Cafy: What should we do with his dead body?

Fernando: Conservation first. Waste not want not, my young squeegee friends. We're going to eat him. I spent two years with the Inuit and they believe in using the whole carcass. We'll start here with the buttocks and thigh, its where the most meat is.

At this point, I pull out a packet of prosciutto deli meat (hidden naturally) and proceed to mime cutting off chunks of person and feed the cast. My enemy, Glenn, a former hipster turned squeegee won't eat.

Glenn: Actually guys I can't. I'm a vegetarian actually.

Fernando: Oh come on Glenn!

Cafy: I'm a vegetarian too Glenn, but I eat fish....and human.

Fernando: And I'm a free-gen. You say you're a squeegee pretty boy, start eating like one!

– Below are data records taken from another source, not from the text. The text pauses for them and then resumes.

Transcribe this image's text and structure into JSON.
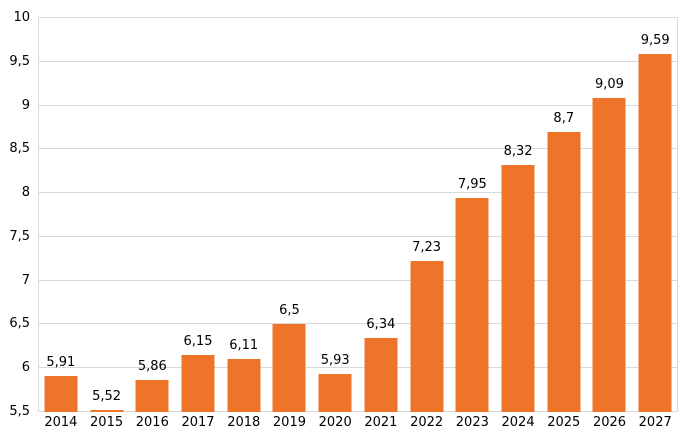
{
  "chart_data": {
    "type": "bar",
    "title": "",
    "xlabel": "",
    "ylabel": "",
    "categories": [
      "2014",
      "2015",
      "2016",
      "2017",
      "2018",
      "2019",
      "2020",
      "2021",
      "2022",
      "2023",
      "2024",
      "2025",
      "2026",
      "2027"
    ],
    "values": [
      5.91,
      5.52,
      5.86,
      6.15,
      6.11,
      6.5,
      5.93,
      6.34,
      7.23,
      7.95,
      8.32,
      8.7,
      9.09,
      9.59
    ],
    "value_labels": [
      "5,91",
      "5,52",
      "5,86",
      "6,15",
      "6,11",
      "6,5",
      "5,93",
      "6,34",
      "7,23",
      "7,95",
      "8,32",
      "8,7",
      "9,09",
      "9,59"
    ],
    "ylim": [
      5.5,
      10
    ],
    "yticks": [
      {
        "value": 5.5,
        "label": "5,5"
      },
      {
        "value": 6,
        "label": "6"
      },
      {
        "value": 6.5,
        "label": "6,5"
      },
      {
        "value": 7,
        "label": "7"
      },
      {
        "value": 7.5,
        "label": "7,5"
      },
      {
        "value": 8,
        "label": "8"
      },
      {
        "value": 8.5,
        "label": "8,5"
      },
      {
        "value": 9,
        "label": "9"
      },
      {
        "value": 9.5,
        "label": "9,5"
      },
      {
        "value": 10,
        "label": "10"
      }
    ],
    "grid": true,
    "legend_position": "none",
    "decimal_separator": ",",
    "colors": {
      "bar": "#ED7429",
      "grid": "#D9D9D9",
      "text": "#000000",
      "background": "#FFFFFF"
    }
  }
}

I hand him some prosciutto and he partakes reluctantly. The final night, without telling the actor playing Glenn (Glyn Jones, a class act if ever there was), I replaced his prosciutto with an ACTUAL VEAL HEART. It was huge, bulbous, and only cost me a cool $5. It was disgusting. The whole cast knew I was going to play this practical joke, we were all excited to see what would happen. The script demands the he has to eat the meat.
Well it happened and I pulled out the heart on stage and the look on Glyn's face was PRICELESS. The heart split open in my hand, revealing the inside of it to the audience. The crowd was physically repulsed, I could feel and hear them shudder. Glyn, contemplating in his mind what was happening, took the heart and delivered his line:

Glenn: Free-gen it is!

He then (with great hesitation) rubbed his face in the heart, getting a delighted (and disgusted) squeal out of the audience. Against all my actors training, I broke out in laughter. I couldn't believe it. It was one of the funniest moments I have experienced on stage.


-Walking along the Montreal streets at God only knows what hour, down one of those picturesque streets with brick houses and spiral staircases, and realizing that all the snow on the streets was untouched, that as far as the eye could see was one solid blanket with no imperfections. Holding that moment and breathing in the frozen air.

-Waking up a bag of shit after a raucous night of partying and slinging my ass across a city I don't really know, to find a man at a piano waiting to teach me a song. Getting there and knowing that I could, without a fear of looking foolish.

-Standing in an empty theatre barefoot. Remembering the ghosts of things that had passed. Sitting across an empty stage; a blank canvas with unlimited possibilities. Yesterday held great moments on stage that lived and died and would never be seen again. Another will quickly take its place. And that setting up and tearing down, that constant cycle of human expression, the ritual of experiencing temporary things, that's what theatre is about.

-Being away from the people I love, and knowing that great love exists no matter where your feet land. Knowing that distance can't erase the permanent marker on our heart. Knowing that every day contains something worthwhile to experience. And above all, remembering that we are a part of creating that experience.

That's the best I can do. Obviously, I am inspired and a being a tad too romantic, have made it a big deal in my mind. I promise a lot of shit jokes in the next one. Perhaps a fake conversation with a fictional character. That should do the trick.